So war es schon immer gewesen. Klein, dickbäuchig und wenig stabil mit ihren zu kurzen Beinen, verfügten die Gnomen über keinerlei militärische Schlagkraft, beherrschten keine einzige Kunst, besaßen keinerlei Talent und alles, womit sie aufwarten konnten, war der Umstand, dass sie nicht einmal für das schwächste Königreich eine Bedrohung darstellten. Streitlustige, aufgeplusterte Winzlinge, die meisten von ihnen dumm und verlogen, hatten sie sich zu Clans zusammengeschlossen, die sie Allianzen nannten, und da sie vom Bauhandwerk nichts verstanden, hatten sie mit der Verbissenheit von wilden Tieren begonnen, den Boden aufzugraben, wobei sie sich, wenn es nötig gewesen wäre, bis zur Mitte der Erde vorgearbeitet hätten. Im ganzen Königreich, von Bag-Mor im Westen bis nach HaBag, Kab-Bag und den Höhlenbauten an der Nordküste, waren die gnomischen Allianzen zu Handelszentren geworden, die den gesamten illegalen Warenverkehr protegierten und die Kleinkrämer aus aller Welt anzogen; darüber hinaus hatten sie bald schon Dieben, Mördern und Hehlern aller Rassen Zuflucht geboten, die dort gänzlich unbehelligt lebten. Die Gnomenwehr paradierte in den kleinen Sträßchen und erhob Steuern auf alles, was auch nur ansatzweise einem Warentisch ähnelte, doch die wahre Macht war sicherlich nicht im Palast ihres Sheriffs angesiedelt. In Kab-Bag führte genau wie andernorts kein anderer als die Gilde, die mächtige Bruderschaft der Diebe und Mörder, das Regiment. Diejenigen, welche die ungeschriebenen Gesetze der Stadt durchschaut hatten, konnten dort florierende Geschäfte betreiben, ein neues Leben beginnen, untertauchen oder ein Vermögen in erdrückend prunkvollen Spielhöllen durchbringen natürlich unter der Bedingung, ihren Anteil an die Gilde zu bezahlen, die im Gegenzug eine hinlänglich abschreckende Garde aus Söldnern Stellung beziehen ließ. Und die Gnomen, die rastlos wie die Ameisen in ihren unergründlichen Schächten umherwieselten, entfalteten darüber eine unaufhörliche hektische Betriebsamkeit, kauften alles, verkauften noch mehr, Spezereien, Sklaven, Waffen und Pferde, und horteten unnütze Reichtümer in ihren Käffern, die sie niemals verließen.

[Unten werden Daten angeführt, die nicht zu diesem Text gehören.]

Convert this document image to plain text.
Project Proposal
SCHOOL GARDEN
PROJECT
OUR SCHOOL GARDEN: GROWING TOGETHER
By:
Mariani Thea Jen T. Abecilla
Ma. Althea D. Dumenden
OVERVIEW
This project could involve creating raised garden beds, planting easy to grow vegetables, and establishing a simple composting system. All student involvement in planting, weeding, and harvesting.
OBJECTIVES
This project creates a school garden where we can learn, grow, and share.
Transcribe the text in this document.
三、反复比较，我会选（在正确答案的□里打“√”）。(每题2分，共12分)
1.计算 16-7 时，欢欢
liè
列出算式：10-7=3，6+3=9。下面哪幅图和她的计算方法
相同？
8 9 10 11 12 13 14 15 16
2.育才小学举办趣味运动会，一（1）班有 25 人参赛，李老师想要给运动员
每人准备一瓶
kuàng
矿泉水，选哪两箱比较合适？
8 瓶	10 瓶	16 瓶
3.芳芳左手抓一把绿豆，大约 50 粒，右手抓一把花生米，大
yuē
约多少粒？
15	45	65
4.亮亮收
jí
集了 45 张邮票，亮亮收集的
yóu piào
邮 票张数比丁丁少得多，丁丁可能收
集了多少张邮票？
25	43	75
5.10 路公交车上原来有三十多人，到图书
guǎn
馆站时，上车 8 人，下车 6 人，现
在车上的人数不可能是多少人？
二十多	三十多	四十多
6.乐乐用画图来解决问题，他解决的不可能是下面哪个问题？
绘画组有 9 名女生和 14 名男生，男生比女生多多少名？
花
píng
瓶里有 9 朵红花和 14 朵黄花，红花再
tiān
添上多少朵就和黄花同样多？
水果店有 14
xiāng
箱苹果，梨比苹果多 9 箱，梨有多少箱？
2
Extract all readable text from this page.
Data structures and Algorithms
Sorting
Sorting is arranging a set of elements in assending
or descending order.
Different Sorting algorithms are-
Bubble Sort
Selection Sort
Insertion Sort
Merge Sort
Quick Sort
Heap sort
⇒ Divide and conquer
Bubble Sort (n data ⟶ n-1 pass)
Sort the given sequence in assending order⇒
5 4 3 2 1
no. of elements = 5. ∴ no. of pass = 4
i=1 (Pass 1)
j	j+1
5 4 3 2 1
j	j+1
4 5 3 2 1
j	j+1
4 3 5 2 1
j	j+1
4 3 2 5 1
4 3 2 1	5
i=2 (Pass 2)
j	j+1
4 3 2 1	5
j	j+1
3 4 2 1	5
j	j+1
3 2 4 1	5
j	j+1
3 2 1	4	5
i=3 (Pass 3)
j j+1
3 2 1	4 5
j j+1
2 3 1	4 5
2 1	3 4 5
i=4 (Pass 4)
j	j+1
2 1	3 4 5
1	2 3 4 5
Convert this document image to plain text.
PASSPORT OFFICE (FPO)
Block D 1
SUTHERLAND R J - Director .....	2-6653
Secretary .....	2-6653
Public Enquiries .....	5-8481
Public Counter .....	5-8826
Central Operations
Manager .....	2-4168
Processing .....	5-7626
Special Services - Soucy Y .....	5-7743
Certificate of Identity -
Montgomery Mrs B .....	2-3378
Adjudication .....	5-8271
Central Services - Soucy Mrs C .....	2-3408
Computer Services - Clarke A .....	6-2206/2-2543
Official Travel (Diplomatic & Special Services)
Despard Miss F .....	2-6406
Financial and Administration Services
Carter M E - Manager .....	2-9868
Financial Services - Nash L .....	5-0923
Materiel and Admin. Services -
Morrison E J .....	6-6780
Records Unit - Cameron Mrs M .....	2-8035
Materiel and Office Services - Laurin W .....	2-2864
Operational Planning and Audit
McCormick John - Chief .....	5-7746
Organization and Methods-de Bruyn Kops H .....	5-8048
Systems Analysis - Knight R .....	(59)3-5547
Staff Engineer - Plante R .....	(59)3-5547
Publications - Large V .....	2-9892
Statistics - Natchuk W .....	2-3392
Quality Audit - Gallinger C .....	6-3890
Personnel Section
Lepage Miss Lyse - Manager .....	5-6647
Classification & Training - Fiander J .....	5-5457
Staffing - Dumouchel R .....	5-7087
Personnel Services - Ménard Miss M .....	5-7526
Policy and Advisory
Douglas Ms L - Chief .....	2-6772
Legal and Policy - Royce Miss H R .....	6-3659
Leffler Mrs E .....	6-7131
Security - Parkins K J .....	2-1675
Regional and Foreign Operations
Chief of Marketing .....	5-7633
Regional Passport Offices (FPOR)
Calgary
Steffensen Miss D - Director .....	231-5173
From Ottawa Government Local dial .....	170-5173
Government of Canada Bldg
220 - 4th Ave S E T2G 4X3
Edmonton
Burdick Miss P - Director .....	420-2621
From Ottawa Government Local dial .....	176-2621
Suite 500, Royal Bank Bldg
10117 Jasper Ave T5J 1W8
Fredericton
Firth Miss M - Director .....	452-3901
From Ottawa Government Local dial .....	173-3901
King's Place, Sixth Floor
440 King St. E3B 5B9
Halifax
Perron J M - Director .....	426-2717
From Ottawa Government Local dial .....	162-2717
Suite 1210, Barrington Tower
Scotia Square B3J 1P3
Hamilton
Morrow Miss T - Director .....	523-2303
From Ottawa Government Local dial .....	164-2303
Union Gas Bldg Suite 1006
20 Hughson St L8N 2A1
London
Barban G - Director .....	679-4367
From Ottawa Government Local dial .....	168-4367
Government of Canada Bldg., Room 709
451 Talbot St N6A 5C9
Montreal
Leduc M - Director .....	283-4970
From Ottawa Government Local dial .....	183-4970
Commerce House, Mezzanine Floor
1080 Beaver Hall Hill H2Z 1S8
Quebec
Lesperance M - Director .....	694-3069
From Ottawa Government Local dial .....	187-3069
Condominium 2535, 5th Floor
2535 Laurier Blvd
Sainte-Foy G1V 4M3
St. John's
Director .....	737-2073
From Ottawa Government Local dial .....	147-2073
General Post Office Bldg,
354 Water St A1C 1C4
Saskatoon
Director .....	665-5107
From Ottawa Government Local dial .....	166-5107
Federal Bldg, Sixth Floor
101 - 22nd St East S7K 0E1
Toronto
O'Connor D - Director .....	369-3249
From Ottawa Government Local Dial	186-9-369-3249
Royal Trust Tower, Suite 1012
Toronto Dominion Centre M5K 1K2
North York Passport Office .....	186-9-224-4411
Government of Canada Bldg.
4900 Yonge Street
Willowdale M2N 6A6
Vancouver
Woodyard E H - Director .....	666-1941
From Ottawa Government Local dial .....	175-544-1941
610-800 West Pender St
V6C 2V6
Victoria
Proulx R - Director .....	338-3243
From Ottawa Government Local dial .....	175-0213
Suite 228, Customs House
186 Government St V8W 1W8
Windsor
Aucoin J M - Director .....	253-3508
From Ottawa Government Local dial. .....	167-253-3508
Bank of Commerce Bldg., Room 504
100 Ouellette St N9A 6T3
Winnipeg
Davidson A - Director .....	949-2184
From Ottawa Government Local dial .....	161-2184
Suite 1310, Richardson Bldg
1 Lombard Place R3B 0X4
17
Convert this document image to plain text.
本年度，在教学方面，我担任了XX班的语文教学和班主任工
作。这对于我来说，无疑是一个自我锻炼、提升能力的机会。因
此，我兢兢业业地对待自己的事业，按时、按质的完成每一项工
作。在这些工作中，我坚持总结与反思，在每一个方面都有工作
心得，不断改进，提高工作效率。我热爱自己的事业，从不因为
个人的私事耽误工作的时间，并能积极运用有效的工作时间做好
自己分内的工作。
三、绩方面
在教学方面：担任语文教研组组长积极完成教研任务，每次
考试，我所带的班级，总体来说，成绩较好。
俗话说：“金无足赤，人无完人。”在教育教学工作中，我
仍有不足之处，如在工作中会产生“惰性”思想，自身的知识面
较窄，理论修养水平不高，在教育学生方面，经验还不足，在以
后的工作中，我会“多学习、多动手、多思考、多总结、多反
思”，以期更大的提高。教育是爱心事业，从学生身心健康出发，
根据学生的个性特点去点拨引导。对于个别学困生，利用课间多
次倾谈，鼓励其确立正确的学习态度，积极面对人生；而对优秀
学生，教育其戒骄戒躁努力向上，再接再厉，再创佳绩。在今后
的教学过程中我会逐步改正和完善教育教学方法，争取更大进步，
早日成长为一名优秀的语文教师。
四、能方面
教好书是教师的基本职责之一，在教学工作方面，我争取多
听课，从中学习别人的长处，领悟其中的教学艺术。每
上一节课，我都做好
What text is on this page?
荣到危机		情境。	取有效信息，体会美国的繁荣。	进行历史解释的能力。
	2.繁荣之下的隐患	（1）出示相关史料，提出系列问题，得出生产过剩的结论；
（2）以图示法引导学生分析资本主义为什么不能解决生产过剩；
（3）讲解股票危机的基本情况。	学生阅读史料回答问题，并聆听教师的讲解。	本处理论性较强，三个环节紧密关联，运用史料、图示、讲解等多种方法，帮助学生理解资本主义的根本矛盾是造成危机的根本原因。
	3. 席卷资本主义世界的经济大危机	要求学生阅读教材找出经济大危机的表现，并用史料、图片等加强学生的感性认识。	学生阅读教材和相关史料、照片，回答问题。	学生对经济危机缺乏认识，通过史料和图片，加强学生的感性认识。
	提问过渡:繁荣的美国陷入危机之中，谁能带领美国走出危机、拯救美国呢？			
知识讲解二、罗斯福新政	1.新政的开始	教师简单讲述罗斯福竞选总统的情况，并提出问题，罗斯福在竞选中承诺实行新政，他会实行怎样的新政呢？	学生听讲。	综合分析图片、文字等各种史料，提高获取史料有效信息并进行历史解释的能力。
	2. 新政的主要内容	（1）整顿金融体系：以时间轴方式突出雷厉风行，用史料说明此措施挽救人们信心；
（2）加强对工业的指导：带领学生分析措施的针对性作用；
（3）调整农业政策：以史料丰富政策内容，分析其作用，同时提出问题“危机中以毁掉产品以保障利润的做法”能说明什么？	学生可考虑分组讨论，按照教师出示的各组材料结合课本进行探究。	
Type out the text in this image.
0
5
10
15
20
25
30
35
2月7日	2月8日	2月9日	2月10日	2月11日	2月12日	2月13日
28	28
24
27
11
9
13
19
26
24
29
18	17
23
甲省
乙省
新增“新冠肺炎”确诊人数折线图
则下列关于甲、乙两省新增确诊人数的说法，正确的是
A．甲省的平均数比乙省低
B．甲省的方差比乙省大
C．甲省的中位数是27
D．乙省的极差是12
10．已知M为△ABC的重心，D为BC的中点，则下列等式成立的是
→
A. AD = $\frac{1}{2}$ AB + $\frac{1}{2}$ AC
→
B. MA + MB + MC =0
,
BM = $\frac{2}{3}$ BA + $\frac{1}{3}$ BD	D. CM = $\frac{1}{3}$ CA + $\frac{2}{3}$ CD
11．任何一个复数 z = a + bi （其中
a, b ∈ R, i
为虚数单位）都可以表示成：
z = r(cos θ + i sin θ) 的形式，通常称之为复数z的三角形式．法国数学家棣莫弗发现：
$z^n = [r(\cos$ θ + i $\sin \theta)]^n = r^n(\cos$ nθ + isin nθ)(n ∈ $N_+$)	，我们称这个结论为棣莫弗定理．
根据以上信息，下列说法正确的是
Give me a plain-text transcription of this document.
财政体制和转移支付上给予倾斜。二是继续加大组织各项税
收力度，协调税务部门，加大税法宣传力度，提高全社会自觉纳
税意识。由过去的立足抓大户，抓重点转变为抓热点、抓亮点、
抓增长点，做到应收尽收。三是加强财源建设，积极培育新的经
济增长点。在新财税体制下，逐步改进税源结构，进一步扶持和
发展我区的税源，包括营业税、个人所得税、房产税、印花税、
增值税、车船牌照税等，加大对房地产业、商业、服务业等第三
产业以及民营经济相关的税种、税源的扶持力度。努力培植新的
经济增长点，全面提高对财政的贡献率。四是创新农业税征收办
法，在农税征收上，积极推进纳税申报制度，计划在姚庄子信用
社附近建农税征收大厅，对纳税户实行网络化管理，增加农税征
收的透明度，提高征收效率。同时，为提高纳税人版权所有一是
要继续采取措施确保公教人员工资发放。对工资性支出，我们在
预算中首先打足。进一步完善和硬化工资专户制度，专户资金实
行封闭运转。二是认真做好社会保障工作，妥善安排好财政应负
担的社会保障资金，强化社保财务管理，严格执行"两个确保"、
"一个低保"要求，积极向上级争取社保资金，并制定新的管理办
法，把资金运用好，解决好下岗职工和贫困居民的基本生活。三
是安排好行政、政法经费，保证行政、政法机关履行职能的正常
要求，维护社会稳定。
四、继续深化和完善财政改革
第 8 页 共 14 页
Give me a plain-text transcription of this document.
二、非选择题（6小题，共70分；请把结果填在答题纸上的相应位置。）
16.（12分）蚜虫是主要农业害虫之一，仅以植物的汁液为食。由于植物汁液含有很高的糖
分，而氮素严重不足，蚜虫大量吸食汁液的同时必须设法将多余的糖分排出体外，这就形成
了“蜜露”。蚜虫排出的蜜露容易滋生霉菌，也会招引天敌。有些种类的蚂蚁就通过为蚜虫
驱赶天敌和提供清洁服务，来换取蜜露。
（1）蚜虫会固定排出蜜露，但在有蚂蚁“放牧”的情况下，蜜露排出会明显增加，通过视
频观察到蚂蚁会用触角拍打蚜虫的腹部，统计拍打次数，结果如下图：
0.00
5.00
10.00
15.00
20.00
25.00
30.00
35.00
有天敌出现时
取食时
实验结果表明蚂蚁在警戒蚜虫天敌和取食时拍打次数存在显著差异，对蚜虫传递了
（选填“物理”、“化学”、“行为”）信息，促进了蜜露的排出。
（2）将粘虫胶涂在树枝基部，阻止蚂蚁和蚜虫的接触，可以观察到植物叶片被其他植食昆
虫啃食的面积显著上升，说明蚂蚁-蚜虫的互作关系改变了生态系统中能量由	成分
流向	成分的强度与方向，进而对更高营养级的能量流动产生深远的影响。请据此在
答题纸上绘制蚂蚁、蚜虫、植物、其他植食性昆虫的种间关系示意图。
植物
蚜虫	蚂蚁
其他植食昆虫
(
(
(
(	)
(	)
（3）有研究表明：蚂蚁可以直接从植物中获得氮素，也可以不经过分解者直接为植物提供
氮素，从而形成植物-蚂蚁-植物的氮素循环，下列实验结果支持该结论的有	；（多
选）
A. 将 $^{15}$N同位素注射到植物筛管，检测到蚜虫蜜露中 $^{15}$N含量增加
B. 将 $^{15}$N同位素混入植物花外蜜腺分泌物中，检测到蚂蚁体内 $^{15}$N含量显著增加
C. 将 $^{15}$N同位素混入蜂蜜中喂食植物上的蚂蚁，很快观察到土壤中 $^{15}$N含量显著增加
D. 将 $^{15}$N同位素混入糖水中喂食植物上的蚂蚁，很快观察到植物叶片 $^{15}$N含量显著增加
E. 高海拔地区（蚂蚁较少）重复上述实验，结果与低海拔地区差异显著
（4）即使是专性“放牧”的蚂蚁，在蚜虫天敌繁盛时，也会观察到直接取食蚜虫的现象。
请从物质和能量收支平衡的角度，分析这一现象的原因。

Kab-Bag war nicht ihre einzige Stadt, doch es war ohne jeden Zweifel die größte das heißt die tiefste -, die nahezu eine Meile unter die Erdoberfläche hinabreichte in einem Labyrinth aus Gängen und Tunneln, die rund um einen gigantischen Schacht in der Mitte in die Erde getrieben waren, welcher seinerseits von Brücken und Terrassen durchsetzt war, auf denen sich die prunkvollsten Paläste erhoben. Die Hauptstraße, die verstopft war von schmalen Stegen, Verkaufsständen und Tavernen, zwischen denen sich mit Waren beladene Karawanen hindurchschlängelten, schraubte sich wie eine Spirale in die Unterstadt hinab, bis an jenen Ort, an den nur selten Sonne und frische Luft vordrangen, zu einem Viertel, das so düster war, dass seine Bewohner es Scäth nannten Schattenreich -, was auch die Bezeichnung für das Reich der Toten war. Eben dort hatte die Gilde ihr Heiligtum errichtet, so tief im stickigen Dunkel eines undurchdringlichen Gassengewirrs versenkt, dass selbst die Dämonen nicht bis dort hinabgestiegen waren.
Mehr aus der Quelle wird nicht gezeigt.